Dans Manière noire, Ikebana est un graveur sur cuivre, aveugle et inspiré par le corps des femmes qu’il parcoure de ses doigts, mémorise et interprète ensuite. Cette nouvelle allie une élégance mystérieuse, une passion charnelle abstraite sublimée par l’Art, une floraison des arcanes de l’être dans sa beauté transcendée.
Dans Mon journal mental, un homme se réveille tétraplégique à l’hôpital après un accident de la route, témoins des gesticulations autour de lui, de l’indifférence ou de la sollicitude, expérimentant l’enfermement et la passivité sensorielle, l’illusion hasardeuse de la volonté et un vain sursaut religieux.

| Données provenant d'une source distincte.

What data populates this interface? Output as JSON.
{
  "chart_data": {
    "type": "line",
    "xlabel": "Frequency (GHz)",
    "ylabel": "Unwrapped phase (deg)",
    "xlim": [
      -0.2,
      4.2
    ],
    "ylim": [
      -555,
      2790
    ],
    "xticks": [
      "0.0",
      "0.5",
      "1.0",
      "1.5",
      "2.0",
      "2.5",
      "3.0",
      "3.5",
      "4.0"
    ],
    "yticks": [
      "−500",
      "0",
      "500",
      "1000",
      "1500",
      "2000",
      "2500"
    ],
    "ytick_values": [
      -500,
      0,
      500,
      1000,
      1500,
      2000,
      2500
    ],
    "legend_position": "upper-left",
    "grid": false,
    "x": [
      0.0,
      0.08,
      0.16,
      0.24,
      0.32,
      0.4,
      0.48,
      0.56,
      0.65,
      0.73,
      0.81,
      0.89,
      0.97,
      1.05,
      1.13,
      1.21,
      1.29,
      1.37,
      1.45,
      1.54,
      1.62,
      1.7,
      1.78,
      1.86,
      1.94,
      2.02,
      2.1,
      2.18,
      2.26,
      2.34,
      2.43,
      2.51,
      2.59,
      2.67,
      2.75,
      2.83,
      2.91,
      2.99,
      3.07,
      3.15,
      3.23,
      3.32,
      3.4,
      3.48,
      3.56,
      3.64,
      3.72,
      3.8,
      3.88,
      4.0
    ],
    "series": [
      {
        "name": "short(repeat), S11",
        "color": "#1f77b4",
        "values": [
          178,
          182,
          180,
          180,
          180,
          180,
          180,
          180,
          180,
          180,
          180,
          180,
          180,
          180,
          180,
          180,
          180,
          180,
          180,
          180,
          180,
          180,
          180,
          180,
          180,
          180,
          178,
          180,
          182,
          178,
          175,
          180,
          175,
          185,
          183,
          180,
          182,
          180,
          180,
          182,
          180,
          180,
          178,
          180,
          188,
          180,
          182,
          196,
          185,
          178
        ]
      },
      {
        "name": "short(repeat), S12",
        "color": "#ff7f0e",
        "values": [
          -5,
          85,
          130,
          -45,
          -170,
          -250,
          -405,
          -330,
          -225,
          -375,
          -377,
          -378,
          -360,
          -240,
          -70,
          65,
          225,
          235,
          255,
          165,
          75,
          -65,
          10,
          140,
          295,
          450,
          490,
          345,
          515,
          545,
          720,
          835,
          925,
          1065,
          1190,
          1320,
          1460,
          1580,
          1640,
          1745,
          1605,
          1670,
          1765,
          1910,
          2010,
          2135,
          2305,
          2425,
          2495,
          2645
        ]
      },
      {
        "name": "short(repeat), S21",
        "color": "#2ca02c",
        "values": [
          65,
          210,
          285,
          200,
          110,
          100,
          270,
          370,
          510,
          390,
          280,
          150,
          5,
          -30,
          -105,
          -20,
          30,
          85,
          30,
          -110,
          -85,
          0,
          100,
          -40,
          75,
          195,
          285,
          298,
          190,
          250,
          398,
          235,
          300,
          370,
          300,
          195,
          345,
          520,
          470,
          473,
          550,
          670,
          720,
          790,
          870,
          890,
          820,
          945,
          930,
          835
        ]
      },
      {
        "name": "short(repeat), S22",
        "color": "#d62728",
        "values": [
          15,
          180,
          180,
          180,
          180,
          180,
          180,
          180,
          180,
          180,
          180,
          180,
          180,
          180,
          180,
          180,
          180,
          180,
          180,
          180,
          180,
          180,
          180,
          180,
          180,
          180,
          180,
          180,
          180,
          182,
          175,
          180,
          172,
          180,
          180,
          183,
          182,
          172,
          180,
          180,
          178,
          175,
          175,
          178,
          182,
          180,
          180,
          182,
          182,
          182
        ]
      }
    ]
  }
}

Dans Une rencontre diaphane, Jed est de retour du front dans le Pacifique alors qu’il était déclaré mort, retrouve sa famille et aussi sa fiancée Margie. Ce texte est dans la tradition de l’ancien combattant qui rentre au bercail avec ses blessures, sa métamorphose, sa réalité post-traumatique et ses doutes. Mais c’est une histoire d’amour et par-delà la mort se trouve une lueur froide et éternelle, dans un traitement du sujet à la fois violent et subtil, d’une profondeur impressionnante.
Dans De l’autre côté du miroir, un homme désespéré depuis la mort de sa femme aperçoit subrepticement le reflet de son visage dans une flaque d’eau. Sur le thème du miroir liquide, les échos de la mémoire sont un passage au travers de la séparation subie, par un contact relatif et aveuglant, un amour brouillé par le vent et la pluie que la mort n’efface pas. L’histoire reste sombre et évasive entre tragédie matérialiste et espoir fébrile.

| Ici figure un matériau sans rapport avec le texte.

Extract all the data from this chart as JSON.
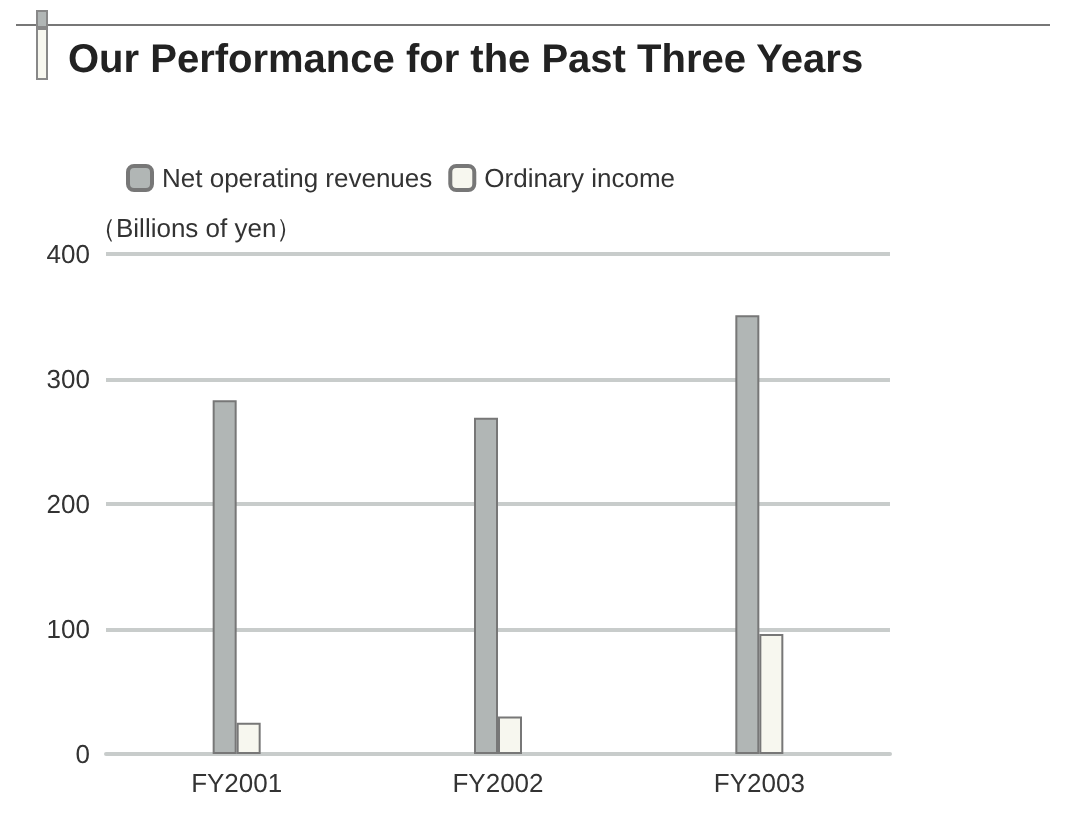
{
  "chart_data": {
    "type": "bar",
    "title": "Our Performance for the Past Three Years",
    "ylabel": "（Billions of yen）",
    "categories": [
      "FY2001",
      "FY2002",
      "FY2003"
    ],
    "series": [
      {
        "name": "Net operating revenues",
        "color": "#b1b6b5",
        "values": [
          283,
          269,
          351
        ]
      },
      {
        "name": "Ordinary income",
        "color": "#f7f7ef",
        "values": [
          25,
          30,
          96
        ]
      }
    ],
    "ylim": [
      0,
      400
    ],
    "yticks": [
      0,
      100,
      200,
      300,
      400
    ],
    "grid": "y",
    "legend": "top left"
  }
}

Dans Forages, un coup de foudre et un mariage sont balayés par un accident de la route et la promesse d’un enfant mène à la nécrophilie. Dans cette nouvelle l’amour par-delà la mort mène au glauque ironique avec cette petite dose de fantastique amusé pour une passion inhabituelle et contrariée.

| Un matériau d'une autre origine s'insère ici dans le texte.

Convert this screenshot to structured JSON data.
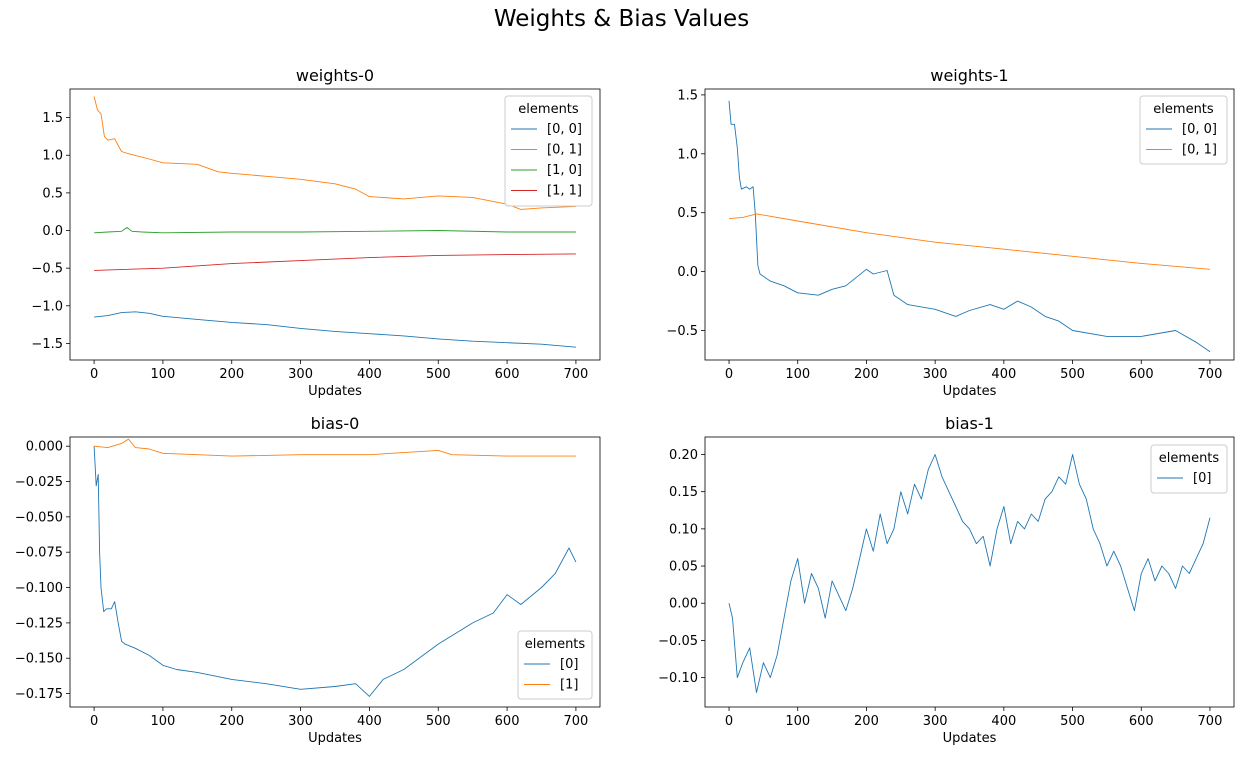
{
  "figure": {
    "title": "Weights & Bias Values"
  },
  "chart_data": [
    {
      "type": "line",
      "title": "weights-0",
      "xlabel": "Updates",
      "ylabel": "",
      "xlim": [
        -35,
        735
      ],
      "ylim": [
        -1.72,
        1.88
      ],
      "xticks": [
        0,
        100,
        200,
        300,
        400,
        500,
        600,
        700
      ],
      "yticks": [
        -1.5,
        -1.0,
        -0.5,
        0.0,
        0.5,
        1.0,
        1.5
      ],
      "ytick_labels": [
        "−1.5",
        "−1.0",
        "−0.5",
        "0.0",
        "0.5",
        "1.0",
        "1.5"
      ],
      "legend": {
        "title": "elements",
        "placement": "upper right"
      },
      "series": [
        {
          "name": "[0, 0]",
          "color": "#1f77b4",
          "x": [
            0,
            20,
            40,
            60,
            80,
            100,
            150,
            200,
            250,
            300,
            350,
            400,
            450,
            500,
            550,
            600,
            650,
            700
          ],
          "y": [
            -1.15,
            -1.13,
            -1.09,
            -1.08,
            -1.1,
            -1.14,
            -1.18,
            -1.22,
            -1.25,
            -1.3,
            -1.34,
            -1.37,
            -1.4,
            -1.44,
            -1.47,
            -1.49,
            -1.51,
            -1.55
          ]
        },
        {
          "name": "[0, 1]",
          "color": "#ff7f0e",
          "x": [
            0,
            5,
            10,
            15,
            20,
            30,
            35,
            40,
            50,
            80,
            100,
            150,
            180,
            200,
            250,
            300,
            350,
            380,
            400,
            450,
            500,
            550,
            600,
            620,
            650,
            700
          ],
          "y": [
            1.78,
            1.6,
            1.55,
            1.25,
            1.2,
            1.22,
            1.13,
            1.05,
            1.02,
            0.95,
            0.9,
            0.88,
            0.78,
            0.76,
            0.72,
            0.68,
            0.62,
            0.55,
            0.45,
            0.42,
            0.46,
            0.44,
            0.35,
            0.28,
            0.3,
            0.32
          ]
        },
        {
          "name": "[1, 0]",
          "color": "#2ca02c",
          "x": [
            0,
            20,
            40,
            48,
            55,
            70,
            100,
            200,
            300,
            400,
            500,
            600,
            700
          ],
          "y": [
            -0.03,
            -0.02,
            -0.01,
            0.04,
            -0.01,
            -0.02,
            -0.03,
            -0.02,
            -0.02,
            -0.01,
            0.0,
            -0.02,
            -0.02
          ]
        },
        {
          "name": "[1, 1]",
          "color": "#d62728",
          "x": [
            0,
            100,
            200,
            300,
            400,
            500,
            600,
            700
          ],
          "y": [
            -0.53,
            -0.5,
            -0.44,
            -0.4,
            -0.36,
            -0.33,
            -0.32,
            -0.31
          ]
        }
      ]
    },
    {
      "type": "line",
      "title": "weights-1",
      "xlabel": "Updates",
      "ylabel": "",
      "xlim": [
        -35,
        735
      ],
      "ylim": [
        -0.75,
        1.55
      ],
      "xticks": [
        0,
        100,
        200,
        300,
        400,
        500,
        600,
        700
      ],
      "yticks": [
        -0.5,
        0.0,
        0.5,
        1.0,
        1.5
      ],
      "ytick_labels": [
        "−0.5",
        "0.0",
        "0.5",
        "1.0",
        "1.5"
      ],
      "legend": {
        "title": "elements",
        "placement": "upper right"
      },
      "series": [
        {
          "name": "[0, 0]",
          "color": "#1f77b4",
          "x": [
            0,
            3,
            8,
            12,
            15,
            18,
            25,
            30,
            35,
            38,
            42,
            45,
            60,
            80,
            100,
            130,
            150,
            170,
            200,
            210,
            230,
            240,
            260,
            300,
            330,
            350,
            380,
            400,
            420,
            440,
            460,
            480,
            500,
            550,
            600,
            650,
            680,
            700
          ],
          "y": [
            1.45,
            1.25,
            1.25,
            1.05,
            0.8,
            0.7,
            0.72,
            0.7,
            0.72,
            0.5,
            0.05,
            -0.02,
            -0.08,
            -0.12,
            -0.18,
            -0.2,
            -0.15,
            -0.12,
            0.02,
            -0.02,
            0.01,
            -0.2,
            -0.28,
            -0.32,
            -0.38,
            -0.33,
            -0.28,
            -0.32,
            -0.25,
            -0.3,
            -0.38,
            -0.42,
            -0.5,
            -0.55,
            -0.55,
            -0.5,
            -0.6,
            -0.68
          ]
        },
        {
          "name": "[0, 1]",
          "color": "#ff7f0e",
          "x": [
            0,
            20,
            40,
            100,
            200,
            300,
            400,
            500,
            600,
            700
          ],
          "y": [
            0.45,
            0.46,
            0.49,
            0.43,
            0.33,
            0.25,
            0.19,
            0.13,
            0.07,
            0.02
          ]
        }
      ]
    },
    {
      "type": "line",
      "title": "bias-0",
      "xlabel": "Updates",
      "ylabel": "",
      "xlim": [
        -35,
        735
      ],
      "ylim": [
        -0.1845,
        0.0065
      ],
      "xticks": [
        0,
        100,
        200,
        300,
        400,
        500,
        600,
        700
      ],
      "yticks": [
        0.0,
        -0.025,
        -0.05,
        -0.075,
        -0.1,
        -0.125,
        -0.15,
        -0.175
      ],
      "ytick_labels": [
        "0.000",
        "−0.025",
        "−0.050",
        "−0.075",
        "−0.100",
        "−0.125",
        "−0.150",
        "−0.175"
      ],
      "legend": {
        "title": "elements",
        "placement": "lower right"
      },
      "series": [
        {
          "name": "[0]",
          "color": "#1f77b4",
          "x": [
            0,
            3,
            6,
            8,
            10,
            14,
            18,
            25,
            30,
            35,
            40,
            45,
            60,
            80,
            100,
            120,
            150,
            200,
            250,
            300,
            350,
            380,
            400,
            420,
            450,
            500,
            550,
            580,
            600,
            620,
            650,
            670,
            690,
            700
          ],
          "y": [
            0.0,
            -0.028,
            -0.02,
            -0.075,
            -0.1,
            -0.117,
            -0.115,
            -0.115,
            -0.11,
            -0.125,
            -0.138,
            -0.14,
            -0.143,
            -0.148,
            -0.155,
            -0.158,
            -0.16,
            -0.165,
            -0.168,
            -0.172,
            -0.17,
            -0.168,
            -0.177,
            -0.165,
            -0.158,
            -0.14,
            -0.125,
            -0.118,
            -0.105,
            -0.112,
            -0.1,
            -0.09,
            -0.072,
            -0.082
          ]
        },
        {
          "name": "[1]",
          "color": "#ff7f0e",
          "x": [
            0,
            20,
            40,
            50,
            60,
            80,
            100,
            200,
            300,
            400,
            500,
            520,
            600,
            700
          ],
          "y": [
            0.0,
            -0.001,
            0.002,
            0.005,
            -0.001,
            -0.002,
            -0.005,
            -0.007,
            -0.006,
            -0.006,
            -0.003,
            -0.006,
            -0.007,
            -0.007
          ]
        }
      ]
    },
    {
      "type": "line",
      "title": "bias-1",
      "xlabel": "Updates",
      "ylabel": "",
      "xlim": [
        -35,
        735
      ],
      "ylim": [
        -0.1395,
        0.2235
      ],
      "xticks": [
        0,
        100,
        200,
        300,
        400,
        500,
        600,
        700
      ],
      "yticks": [
        -0.1,
        -0.05,
        0.0,
        0.05,
        0.1,
        0.15,
        0.2
      ],
      "ytick_labels": [
        "−0.10",
        "−0.05",
        "0.00",
        "0.05",
        "0.10",
        "0.15",
        "0.20"
      ],
      "legend": {
        "title": "elements",
        "placement": "upper right"
      },
      "series": [
        {
          "name": "[0]",
          "color": "#1f77b4",
          "x": [
            0,
            5,
            12,
            20,
            30,
            40,
            50,
            60,
            70,
            80,
            90,
            100,
            110,
            120,
            130,
            140,
            150,
            160,
            170,
            180,
            190,
            200,
            210,
            220,
            230,
            240,
            250,
            260,
            270,
            280,
            290,
            300,
            310,
            320,
            330,
            340,
            350,
            360,
            370,
            380,
            390,
            400,
            410,
            420,
            430,
            440,
            450,
            460,
            470,
            480,
            490,
            500,
            510,
            520,
            530,
            540,
            550,
            560,
            570,
            580,
            590,
            600,
            610,
            620,
            630,
            640,
            650,
            660,
            670,
            680,
            690,
            700
          ],
          "y": [
            0.0,
            -0.02,
            -0.1,
            -0.08,
            -0.06,
            -0.12,
            -0.08,
            -0.1,
            -0.07,
            -0.02,
            0.03,
            0.06,
            0.0,
            0.04,
            0.02,
            -0.02,
            0.03,
            0.01,
            -0.01,
            0.02,
            0.06,
            0.1,
            0.07,
            0.12,
            0.08,
            0.1,
            0.15,
            0.12,
            0.16,
            0.14,
            0.18,
            0.2,
            0.17,
            0.15,
            0.13,
            0.11,
            0.1,
            0.08,
            0.09,
            0.05,
            0.1,
            0.13,
            0.08,
            0.11,
            0.1,
            0.12,
            0.11,
            0.14,
            0.15,
            0.17,
            0.16,
            0.2,
            0.16,
            0.14,
            0.1,
            0.08,
            0.05,
            0.07,
            0.05,
            0.02,
            -0.01,
            0.04,
            0.06,
            0.03,
            0.05,
            0.04,
            0.02,
            0.05,
            0.04,
            0.06,
            0.08,
            0.115
          ]
        }
      ]
    }
  ]
}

Dans Dernier souffle, un thanatopracteur recueille l’ultime air coincé dans la poitrine des morts par un baiser comme une passation de vitalité, un don intime.
Dans La visiteuse des tombes, une présence féminine erre dans un cimetière pour offrir sa sollicitude à une âme résidente esseulée dans une démarche de réconfort partagé.
Jean-Michel Calvez écrit à propos de la perception du monde et de la conscience de soi, de l’infirmité, la perte d’un sens qui réclame une compensation et le bouillonnement philosophique d’une ontologie angoissante. Il y a toujours un avant et un après, la communication est fragile, des murs s’élèvent et l’environnement devient comme étranger
C’est une littérature synesthésique, du bombardement d’images et de pensées, de l’enfermement, de l’esprit cerné. Il est malaisé de dépasser le rapport au corps et à la sexualité une fois la spiritualité et l’amour perturbés. Le style est précis et raffiné, d’une poésie suave et d’une ironie douce-amère avec un fond philosophique discret mais affirmé tout en clair-obscur, dans un entre-deux.